The Buddhist Path to Enlightenment (study)

by Dr Kala Acharya | 2016 | 118,883 words

This page relates ‘twenty-six Parishahas (endurance of hardships)’ of the study on the Buddhist path to enlightenment. The Buddha was born in the Lumbini grove near the present-day border of India and Nepal in the 6th century B.C. He had achieved enlightenment at the age of thirty–five under the ‘Bodhi-tree’ at Buddha-Gaya. This study investigates the teachings after his Enlightenment which the Buddha decided to teach ‘out of compassion for beings’.

The twenty-six Parīṣahas (endurance of hardships)

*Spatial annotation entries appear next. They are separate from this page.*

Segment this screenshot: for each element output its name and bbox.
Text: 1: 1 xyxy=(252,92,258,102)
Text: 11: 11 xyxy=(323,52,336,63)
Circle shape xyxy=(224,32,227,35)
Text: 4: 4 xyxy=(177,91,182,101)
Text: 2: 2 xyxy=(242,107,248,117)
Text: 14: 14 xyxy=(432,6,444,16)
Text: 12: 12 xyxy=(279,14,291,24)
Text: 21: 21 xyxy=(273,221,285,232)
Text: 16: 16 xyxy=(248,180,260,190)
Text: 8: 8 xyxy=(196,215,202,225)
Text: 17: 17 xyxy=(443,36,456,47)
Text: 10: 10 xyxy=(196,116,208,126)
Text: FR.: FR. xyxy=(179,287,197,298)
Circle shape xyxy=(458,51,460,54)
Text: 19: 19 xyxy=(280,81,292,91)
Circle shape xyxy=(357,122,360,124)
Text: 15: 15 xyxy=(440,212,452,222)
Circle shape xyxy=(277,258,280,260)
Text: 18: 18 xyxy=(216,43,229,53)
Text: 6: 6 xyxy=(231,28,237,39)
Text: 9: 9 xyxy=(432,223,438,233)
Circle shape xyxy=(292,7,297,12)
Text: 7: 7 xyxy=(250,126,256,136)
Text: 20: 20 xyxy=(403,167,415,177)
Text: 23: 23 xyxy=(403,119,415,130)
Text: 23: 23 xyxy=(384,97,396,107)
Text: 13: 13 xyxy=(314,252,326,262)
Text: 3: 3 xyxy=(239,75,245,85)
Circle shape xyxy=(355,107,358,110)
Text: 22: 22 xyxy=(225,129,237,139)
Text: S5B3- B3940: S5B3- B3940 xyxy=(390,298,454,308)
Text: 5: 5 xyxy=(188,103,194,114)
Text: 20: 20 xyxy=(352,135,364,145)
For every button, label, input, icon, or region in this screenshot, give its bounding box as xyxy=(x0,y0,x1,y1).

[Full title: Three Stages (1): Saṃvara (Self-restraint)—(E): The Twenty-six Parīṣahas]

Next comes the Parīṣahas or endurance of hardships without which no one can expect to attain to a thing; for work implies not only waste but endurance as well. A mumukshin soul must ever be prepared to gladly endure all sorts of hardships as consequent on the strain and struggle he has been voluntarily undergoing for the realization of the Highest Good.

The Jain sages have classified in their own ways these various forms of hardships into twenty-two kinds, viz:

(1) Kshutparisaha or endurance of hardship consequent on hunger

(2) on thirst (trisha)

(3) cold (shita)

(4) heat (ushna)

(5) insect bite (dansha mashaka)

(6) nakedness (acheta), i.e., tattered rag

(7) on unfavorable environment (arati)

(8) on the presence of the opposite sex

(9) on constantly shifting from place to place (charya)

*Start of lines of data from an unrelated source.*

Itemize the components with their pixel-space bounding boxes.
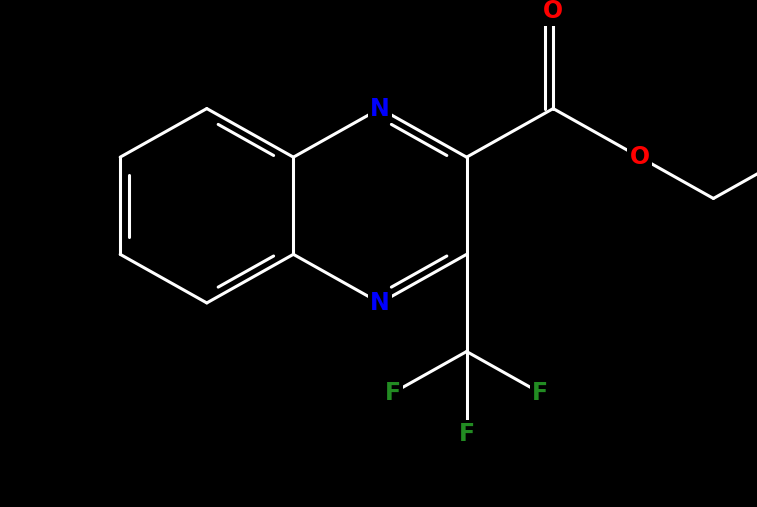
Text: O: O xyxy=(630,145,650,169)
Text: N: N xyxy=(370,96,390,121)
Text: F: F xyxy=(532,381,548,405)
Text: F: F xyxy=(459,422,475,446)
Text: F: F xyxy=(385,381,401,405)
Text: N: N xyxy=(370,291,390,315)
Text: O: O xyxy=(543,0,563,23)
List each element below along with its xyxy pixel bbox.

(10) on the disadvantages arising from abiding by the rules of conduct in a particular quarter temporarily taken as habitual (nishadya)

(11) on uncomfortable bedding to sleep on (shayya)

(12) on taunts and reproaches (akrosha)

(13) on personal injury (badha)

(14) on begging alms (yachnya)

(15) on disappointment in the begging (alabha)

(16) on disease (roga)

(17) on thorn-pricks (trima sparsha)

(18) on physical dirt and impurities (mala)

(19) on being indifferent to words of praise and acts of service relative to himself (sat karma)

(20) on the avoidance of the pride of learning (Prajna)

(21) on the avoidance of pain due to the consciousness of his own ignorance (agnana)

(22) on the avoidance of being cast down for not being able to acquire a right-vision into metaphysics of ideas and ideals

Now these are the twenty two Parishahas or forms of endurance which otherwise tell upon a mumukshin jīva so as to cast him away from the right path and conduct without which the progress towards the highest state of being and bliss is held to be impossible.